Quick analysis of the Sepsis ransomware
This quick analysis presents the main features and elements regarding the ransomware Septis. I will not explain exactly how it was cracked, because nobody wants to help a ransomware author to fix his vile creation. There are, however, enough elements to guide any further analysis by curious minds to reach the core of its vulnerability.
Sample: Virusbay
Generic malware elements
This is by no means a sophisticated malware, as it lacks any sort of obfuscation or anti-analysis feature. It copies itself as a fake svchost.exe, and uses the registry key SOFTWARE\Microsoft\Windows NT\CurrentVersion\Winlogon\Shell to achieve persistence. To scan for files to encrypt a new thread is created for each logical drive that is found. Each of these characteristics are slightly different, depending on the elevation of the process:
- Normal: copy inside Temp directory, use the HKEY_CURRENT_USER key hive, avoid encrypting “Program Files” and “Program Files (x86)”
- Elevated: copy inside Windows directory, use the HKEY_LOCAL_MACHINE key give, do not avoid those directories
File encryption
The encryption algorithm of choice is AES-128 in CBC mode. The only peculiar aspect of this ransowmare is that it uses a custom implementation of the algorithm. Here we have one of (the many) errors that are present in the malware: the generate key (see later) is of 0x20 bytes, but instead of using it completely in a AES-256 algorithm, only the first 0x10 bytes are used.

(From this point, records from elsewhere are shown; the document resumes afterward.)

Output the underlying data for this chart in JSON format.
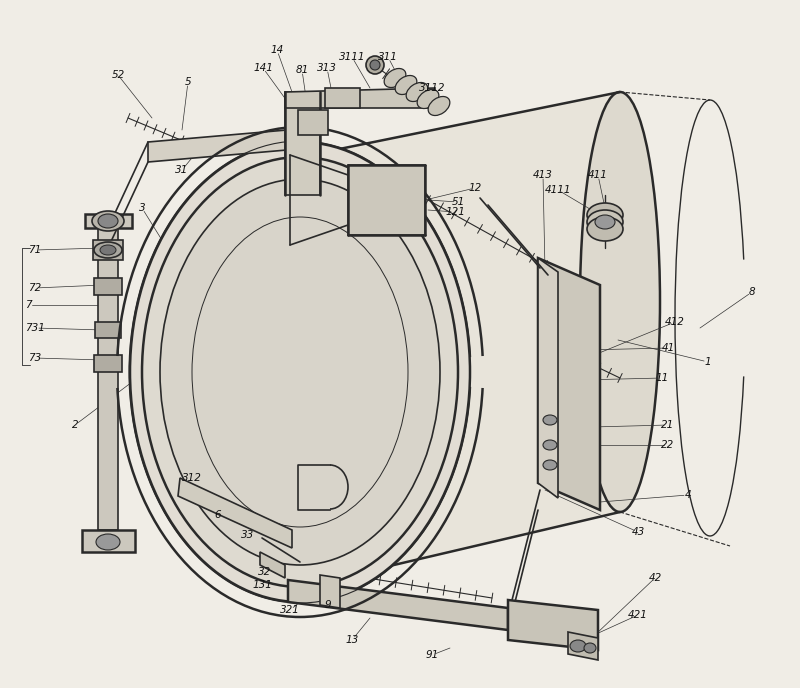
{
  "bg_color": "#f0ede6",
  "line_color": "#2a2a2a",
  "lw_main": 1.2,
  "lw_thin": 0.6,
  "lw_thick": 1.8,
  "fs": 7.5,
  "labels": [
    [
      "52",
      118,
      75
    ],
    [
      "5",
      188,
      82
    ],
    [
      "141",
      263,
      68
    ],
    [
      "14",
      277,
      50
    ],
    [
      "81",
      302,
      70
    ],
    [
      "313",
      327,
      68
    ],
    [
      "3111",
      352,
      57
    ],
    [
      "311",
      388,
      57
    ],
    [
      "3112",
      432,
      88
    ],
    [
      "12",
      475,
      188
    ],
    [
      "413",
      543,
      175
    ],
    [
      "4111",
      558,
      190
    ],
    [
      "411",
      598,
      175
    ],
    [
      "121",
      455,
      212
    ],
    [
      "51",
      458,
      202
    ],
    [
      "31",
      182,
      170
    ],
    [
      "3",
      142,
      208
    ],
    [
      "71",
      35,
      250
    ],
    [
      "72",
      35,
      288
    ],
    [
      "7",
      28,
      305
    ],
    [
      "731",
      35,
      328
    ],
    [
      "73",
      35,
      358
    ],
    [
      "2",
      75,
      425
    ],
    [
      "312",
      192,
      478
    ],
    [
      "6",
      218,
      515
    ],
    [
      "33",
      248,
      535
    ],
    [
      "32",
      265,
      572
    ],
    [
      "131",
      262,
      585
    ],
    [
      "321",
      290,
      610
    ],
    [
      "9",
      328,
      605
    ],
    [
      "13",
      352,
      640
    ],
    [
      "91",
      432,
      655
    ],
    [
      "421",
      638,
      615
    ],
    [
      "42",
      655,
      578
    ],
    [
      "43",
      638,
      532
    ],
    [
      "4",
      688,
      495
    ],
    [
      "22",
      668,
      445
    ],
    [
      "21",
      668,
      425
    ],
    [
      "11",
      662,
      378
    ],
    [
      "41",
      668,
      348
    ],
    [
      "412",
      675,
      322
    ],
    [
      "1",
      708,
      362
    ],
    [
      "8",
      752,
      292
    ]
  ]
}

The most typical way of accessing files in ransomware is via the ReadFile and WriteFile functions. Sepsis instead employs file mapping. This is the root cause of another error, and the most damaging one for the victim’s files. NOTE: remember that AES works on blocks of 16 bytes. The file mapping is created with the same size of the original file; in the case of a file size that is not a multiple of 16, the last block is truncated when written back to the disk. This makes it impossible, even with the correct key, to recover the last bytes. Unfortunately errors regarding final bytes and padding are way too common in low-tier ransomware.
Key generation
At 0x401EF0 we find the key generation function that creates the AES key and IV. First, generate_string is called twice to generate the two strings of 0x20 and 0x10 bytes respectively. The key and the IV are then concatenated and encrypted with an hardcoded public RSA key. In this case the Windows Crypto API is used.
Finally, the encrypted buffer is Base64 encoded, resulting in a string that is appended at the end of each encrypted file.
generate_string
The string generation function is really simple. The string is built from three sets of characters, lowercase alphabet, uppercase alphabet and a subset of symbols. The default MSVCRT implementation of rand is used to create a random choice between the three sets, and then a second time to choose a specific character in the selected set.
Before starting with the string generation, rand is seeded via srand in an “unorthodox” way; for example, the seed is computed using the address of a stack variable instead of its value.
Here is a C version of the function:
void generate_string(int size, char* buffer) {
int value;
int seed;
int i;
uint choice;
char c;
char low[] = "abcdefghijklmnopqrstuvwxyz";
char upp[] = "ABCDEFGHIJKLMNOPQRSTUVWXYZ";
char sym[] = "!@#$%^&*()-=+.,:;?";
seed = &value + 4 * (rand() % 0xc6aea155);
srand(seed);
for (i = 0; i < size; i++) {
choice = rand() % 0x64;
if (choice > 0x32)
c = low[rand() % 26];
else if (choice - 0x15 > 0x1d)
c = sym[i % 18];
else
c = upp[i % 26];
buffer[i] = c;
}
}
This is a cleaned up version, as in the malware fnction there are also some calls to rand and one to malloc that are actually never used.
Conclusion
It is clear that this was the work of an amateur developer, but that is not a conforting thought, because even with such low level of skill the author can cause considerable damage - even irreparable damage, as for problem with the last bytes. As always, thanks to demonslay335 for the cooperation on developing the decrypter for this ransomware.